In einer Erklärung teilte Dvorkovich mit, er habe freiwillig die Ausübung seiner Befugnisse und Pflichten suspendiert, betonte jedoch gegenüber der BBC, dass er nicht zurückgetreten sei. Er bezeichnete die Sanktionsentscheidung als „rechtswidrig und ungerecht“ und erklärte, die Maßnahmen sollten ihn von der Führung und dem Dienst für die FIDE fernhalten. Die Ukraine feierte die Maßnahme als einen wichtigen Sieg. Die EU verwies zudem auf seine Mitgliedschaft im Vorstand der Schachföderation Russlands, welche Turniere in besetzten Gebieten der Ukraine organisierte.

Volodymyr Kovalchuk, erster Vizepräsident der ukrainischen Schachföderation, äußerte sich kritisch. Er erklärte, dass Personen, die den Sport im Interesse eines aggressiven Staates entwickeln, keinen Platz in hohen internationalen Positionen besäßen. Malcolm Pein, der Vertreter Englands bei der FIDE, beschrieb die Entwicklung als ein Erdbeben und einen massiven diplomatischen Sieg für die Ukraine. Er betonte, dass die Maßnahme den Einfluss Russlands in der Schachwelt signifikant reduzierte, eine Sphäre, die einst von der Sowjetunion und später Russland dominiert und als Instrument der Softpower seit dem Zweiten Weltkrieg genutzt worden war.

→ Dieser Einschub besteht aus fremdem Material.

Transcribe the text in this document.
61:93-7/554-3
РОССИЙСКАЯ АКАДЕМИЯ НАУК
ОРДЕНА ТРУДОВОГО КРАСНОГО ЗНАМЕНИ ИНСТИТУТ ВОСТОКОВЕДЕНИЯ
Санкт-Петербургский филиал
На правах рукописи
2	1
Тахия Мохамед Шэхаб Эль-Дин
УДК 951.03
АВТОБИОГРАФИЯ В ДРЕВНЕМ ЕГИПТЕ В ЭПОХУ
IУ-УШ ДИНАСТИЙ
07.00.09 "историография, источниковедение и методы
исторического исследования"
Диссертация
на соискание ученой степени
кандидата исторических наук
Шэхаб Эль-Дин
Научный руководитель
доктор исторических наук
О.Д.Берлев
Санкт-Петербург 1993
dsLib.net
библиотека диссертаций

Es gab Anschuldigungen, dass Moskau eine „langsame Übernahme“ der FIDE vollzogen hatte, indem es interne Regeln veränderte und andere Regierungsvertreter unter Druck setzte, in Russlands Sinne abzustimmen. Dvorkovich wies diese Vorwürfe zurück und argumentierte, dass die Behauptungen über den „russischen Einfluss“ falsch seien und durch die Struktur der FIDE widerlegt würden. Die Organisation basierte in der Schweiz und umfasste Top-Funktionäre aus Indien, Norwegen, Lettland, den Vereinigten Staaten, Italien und Frankreich.

Dvorkovich hatte eine Wiederwahl als Leiter der FIDE im September angestrebt, doch seine Zukunft blieb ungewiss. Die Spekulationen über den möglichen Abgang einer der einflussreichsten und umstrittensten Figuren im internationalen Schach könnten eine neue Ära in der Führung des Spiels einläuten.